Challis-Yankee Fork Ranger District - Nevada Hotel

The Nevada Hotel in Bonanza City

Settled in 1876, the name "Bonanza" denoted the optimism early day miners felt for this location. The town site of Bonanza was situated eight miles up the Yankee Fork of the Salmon River.

Bonanza was the first and initially the larger mining camp in the Yankee Fork District. Laid out in February 1877, it had a peak population of approximately 600 in 1881. Bonanza had a greater number and variety of stores than Custer and boasted such specialized services as a dentist, tin shop, paperhanger and watchmaker. It also had the first newspaper in Custer County, the Yankee Fork Herald, which was published from 1879 until 1882.

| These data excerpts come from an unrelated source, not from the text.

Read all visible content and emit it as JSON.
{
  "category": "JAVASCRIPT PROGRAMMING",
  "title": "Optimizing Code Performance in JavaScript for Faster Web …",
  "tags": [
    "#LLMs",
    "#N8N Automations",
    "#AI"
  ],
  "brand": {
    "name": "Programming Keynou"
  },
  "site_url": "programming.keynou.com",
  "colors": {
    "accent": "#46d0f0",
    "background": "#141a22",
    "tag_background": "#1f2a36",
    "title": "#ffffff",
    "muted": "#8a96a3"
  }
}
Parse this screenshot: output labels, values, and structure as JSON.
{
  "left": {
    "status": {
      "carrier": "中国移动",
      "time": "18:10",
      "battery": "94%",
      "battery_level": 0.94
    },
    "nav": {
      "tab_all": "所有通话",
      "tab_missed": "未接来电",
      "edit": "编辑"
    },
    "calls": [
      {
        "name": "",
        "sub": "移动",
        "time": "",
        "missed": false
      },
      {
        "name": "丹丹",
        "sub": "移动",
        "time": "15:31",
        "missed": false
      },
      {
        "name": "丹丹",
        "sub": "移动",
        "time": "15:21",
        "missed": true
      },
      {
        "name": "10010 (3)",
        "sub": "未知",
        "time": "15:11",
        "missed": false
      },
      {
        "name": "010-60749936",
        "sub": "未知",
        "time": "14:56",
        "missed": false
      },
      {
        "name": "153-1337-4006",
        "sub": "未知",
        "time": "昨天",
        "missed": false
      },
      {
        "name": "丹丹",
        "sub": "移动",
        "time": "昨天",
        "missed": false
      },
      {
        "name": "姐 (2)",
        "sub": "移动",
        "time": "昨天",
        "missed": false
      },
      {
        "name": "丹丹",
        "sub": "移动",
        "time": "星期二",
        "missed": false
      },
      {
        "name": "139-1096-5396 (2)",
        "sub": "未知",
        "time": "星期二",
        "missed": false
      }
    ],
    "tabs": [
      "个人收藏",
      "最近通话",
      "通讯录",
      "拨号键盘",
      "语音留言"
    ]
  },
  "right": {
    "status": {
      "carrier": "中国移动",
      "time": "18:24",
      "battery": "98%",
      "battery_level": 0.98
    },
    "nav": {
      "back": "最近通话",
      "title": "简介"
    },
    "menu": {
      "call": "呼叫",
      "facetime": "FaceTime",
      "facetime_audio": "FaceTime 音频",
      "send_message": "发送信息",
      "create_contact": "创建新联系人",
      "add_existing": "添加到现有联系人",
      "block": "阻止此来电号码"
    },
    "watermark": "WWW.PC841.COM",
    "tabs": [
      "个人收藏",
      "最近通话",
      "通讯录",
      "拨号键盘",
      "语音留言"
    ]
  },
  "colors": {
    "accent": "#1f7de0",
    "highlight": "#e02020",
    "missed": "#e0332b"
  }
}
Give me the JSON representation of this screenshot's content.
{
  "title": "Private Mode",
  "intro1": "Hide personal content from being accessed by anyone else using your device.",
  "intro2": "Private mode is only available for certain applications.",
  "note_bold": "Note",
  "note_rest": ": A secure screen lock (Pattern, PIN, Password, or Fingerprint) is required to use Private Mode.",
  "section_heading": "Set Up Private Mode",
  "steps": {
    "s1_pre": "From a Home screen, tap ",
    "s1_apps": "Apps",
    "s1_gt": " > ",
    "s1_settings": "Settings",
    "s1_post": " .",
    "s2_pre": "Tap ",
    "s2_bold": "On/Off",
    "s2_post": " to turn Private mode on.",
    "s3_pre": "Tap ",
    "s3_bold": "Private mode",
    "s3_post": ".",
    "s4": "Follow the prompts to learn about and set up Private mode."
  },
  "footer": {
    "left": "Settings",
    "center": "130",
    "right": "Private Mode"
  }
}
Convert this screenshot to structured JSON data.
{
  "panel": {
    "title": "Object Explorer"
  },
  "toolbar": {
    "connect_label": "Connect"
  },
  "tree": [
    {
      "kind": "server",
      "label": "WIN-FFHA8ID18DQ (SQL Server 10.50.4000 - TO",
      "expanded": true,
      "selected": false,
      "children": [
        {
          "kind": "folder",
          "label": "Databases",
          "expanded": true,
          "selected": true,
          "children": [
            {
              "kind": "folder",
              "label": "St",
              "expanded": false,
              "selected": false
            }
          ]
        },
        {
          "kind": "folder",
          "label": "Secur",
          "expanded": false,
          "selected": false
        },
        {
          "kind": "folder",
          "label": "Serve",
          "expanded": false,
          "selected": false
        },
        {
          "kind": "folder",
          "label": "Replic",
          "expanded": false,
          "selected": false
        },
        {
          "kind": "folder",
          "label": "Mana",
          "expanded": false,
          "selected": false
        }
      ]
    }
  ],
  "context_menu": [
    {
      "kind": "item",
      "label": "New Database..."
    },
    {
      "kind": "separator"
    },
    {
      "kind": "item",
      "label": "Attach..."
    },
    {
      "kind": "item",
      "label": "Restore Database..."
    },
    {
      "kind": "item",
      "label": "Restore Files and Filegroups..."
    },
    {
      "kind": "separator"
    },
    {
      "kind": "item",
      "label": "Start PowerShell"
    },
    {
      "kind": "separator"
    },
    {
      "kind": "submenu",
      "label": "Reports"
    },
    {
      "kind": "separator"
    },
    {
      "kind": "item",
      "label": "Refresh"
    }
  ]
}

The founders of Bonanza laid out the camp with a foresight rarely found in western mining camps. Bonanza had a regular, rectangular grid of streets. Main street was a wide, double lane, lined with a triple row of trees. The town has many two-story buildings, a public well and a water system, which provided water both for drinking and fire protection.

Major fires in 1889 and 1897 destroyed much of the town. Most merchants then relocated in Custer. After the turn of the century, Bonanza's only remaining businesses were a boarding house, one saloon, a slaughterhouse and a few stables. However people continued to live in Bonanza even after the Yankee Fork's last major mine closed in 1911.